April 29, 1999 Dear Leslie, The vacuum cleaner and strains of "Evita" whined in the background when DC answered my phone call home at 8 on a Saturday morning. "I'm very busy," she said. That's because I was at a hotel 500 miles away, a circumstance she viewed as an opportunity to clean the house without the husbandly presence she insists is the biggest obstacle to our house appearing in Southern Living. Absence makes the vacuum cleaner run...

April 29, 1999

Dear Leslie,

The vacuum cleaner and strains of "Evita" whined in the background when DC answered my phone call home at 8 on a Saturday morning. "I'm very busy," she said.

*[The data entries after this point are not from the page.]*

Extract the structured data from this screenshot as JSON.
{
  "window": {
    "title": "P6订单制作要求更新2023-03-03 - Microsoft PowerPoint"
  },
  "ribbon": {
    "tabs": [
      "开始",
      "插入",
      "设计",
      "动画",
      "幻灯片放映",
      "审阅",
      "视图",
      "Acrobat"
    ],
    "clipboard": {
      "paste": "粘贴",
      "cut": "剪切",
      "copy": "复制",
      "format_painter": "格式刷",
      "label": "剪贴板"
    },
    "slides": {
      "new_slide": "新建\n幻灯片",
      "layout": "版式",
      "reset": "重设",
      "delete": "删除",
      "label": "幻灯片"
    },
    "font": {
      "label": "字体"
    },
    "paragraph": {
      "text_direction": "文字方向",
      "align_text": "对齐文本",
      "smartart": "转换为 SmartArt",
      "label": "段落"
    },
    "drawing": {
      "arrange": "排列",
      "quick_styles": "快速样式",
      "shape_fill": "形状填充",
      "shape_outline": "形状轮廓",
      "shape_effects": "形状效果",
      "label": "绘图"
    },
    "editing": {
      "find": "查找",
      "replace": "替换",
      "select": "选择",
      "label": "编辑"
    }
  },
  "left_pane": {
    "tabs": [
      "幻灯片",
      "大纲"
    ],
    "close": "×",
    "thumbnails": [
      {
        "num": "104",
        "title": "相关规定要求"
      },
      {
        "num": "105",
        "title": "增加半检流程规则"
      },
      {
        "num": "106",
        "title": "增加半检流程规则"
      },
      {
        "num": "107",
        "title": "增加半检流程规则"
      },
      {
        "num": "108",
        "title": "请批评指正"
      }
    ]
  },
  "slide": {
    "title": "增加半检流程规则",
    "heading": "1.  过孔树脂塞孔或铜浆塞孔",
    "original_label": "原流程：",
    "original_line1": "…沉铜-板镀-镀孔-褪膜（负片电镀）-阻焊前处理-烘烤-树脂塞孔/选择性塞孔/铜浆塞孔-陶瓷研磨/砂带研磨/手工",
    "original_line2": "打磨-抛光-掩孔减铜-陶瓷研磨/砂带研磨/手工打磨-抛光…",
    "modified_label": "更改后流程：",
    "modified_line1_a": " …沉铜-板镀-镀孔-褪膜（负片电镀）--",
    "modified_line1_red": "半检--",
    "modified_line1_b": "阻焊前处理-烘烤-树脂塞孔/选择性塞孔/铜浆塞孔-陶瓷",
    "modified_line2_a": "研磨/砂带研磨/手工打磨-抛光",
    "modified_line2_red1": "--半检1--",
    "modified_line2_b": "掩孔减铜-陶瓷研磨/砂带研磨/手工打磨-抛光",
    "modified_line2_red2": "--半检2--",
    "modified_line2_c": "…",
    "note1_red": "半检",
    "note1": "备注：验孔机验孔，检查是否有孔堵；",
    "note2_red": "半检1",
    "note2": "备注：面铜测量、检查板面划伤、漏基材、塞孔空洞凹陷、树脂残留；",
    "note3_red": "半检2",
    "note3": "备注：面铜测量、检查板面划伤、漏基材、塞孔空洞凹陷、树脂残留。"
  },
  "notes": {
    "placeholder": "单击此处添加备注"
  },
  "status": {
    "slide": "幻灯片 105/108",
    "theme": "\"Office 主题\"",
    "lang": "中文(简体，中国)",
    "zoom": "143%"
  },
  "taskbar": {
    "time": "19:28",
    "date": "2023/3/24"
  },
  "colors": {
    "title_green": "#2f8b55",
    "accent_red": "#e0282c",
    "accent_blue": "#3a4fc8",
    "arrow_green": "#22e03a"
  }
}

That's because I was at a hotel 500 miles away, a circumstance she viewed as an opportunity to clean the house without the husbandly presence she insists is the biggest obstacle to our house appearing in Southern Living. Absence makes the vacuum cleaner run.

A vision materialized through the telephone line of me returning to a house like my mother-in-law's, spotless, orderly even when Hank and Lucy are allowed to venture inside. Is it possible?

In a call from the road the next night, DC sounded less confident. She had taken the house apart, she said, but it wasn't going back together.

This is the first house I've ever owned. The longer we live here the more convinced I am that a house comes to symbolize your life. Right now, our lives are a clutter.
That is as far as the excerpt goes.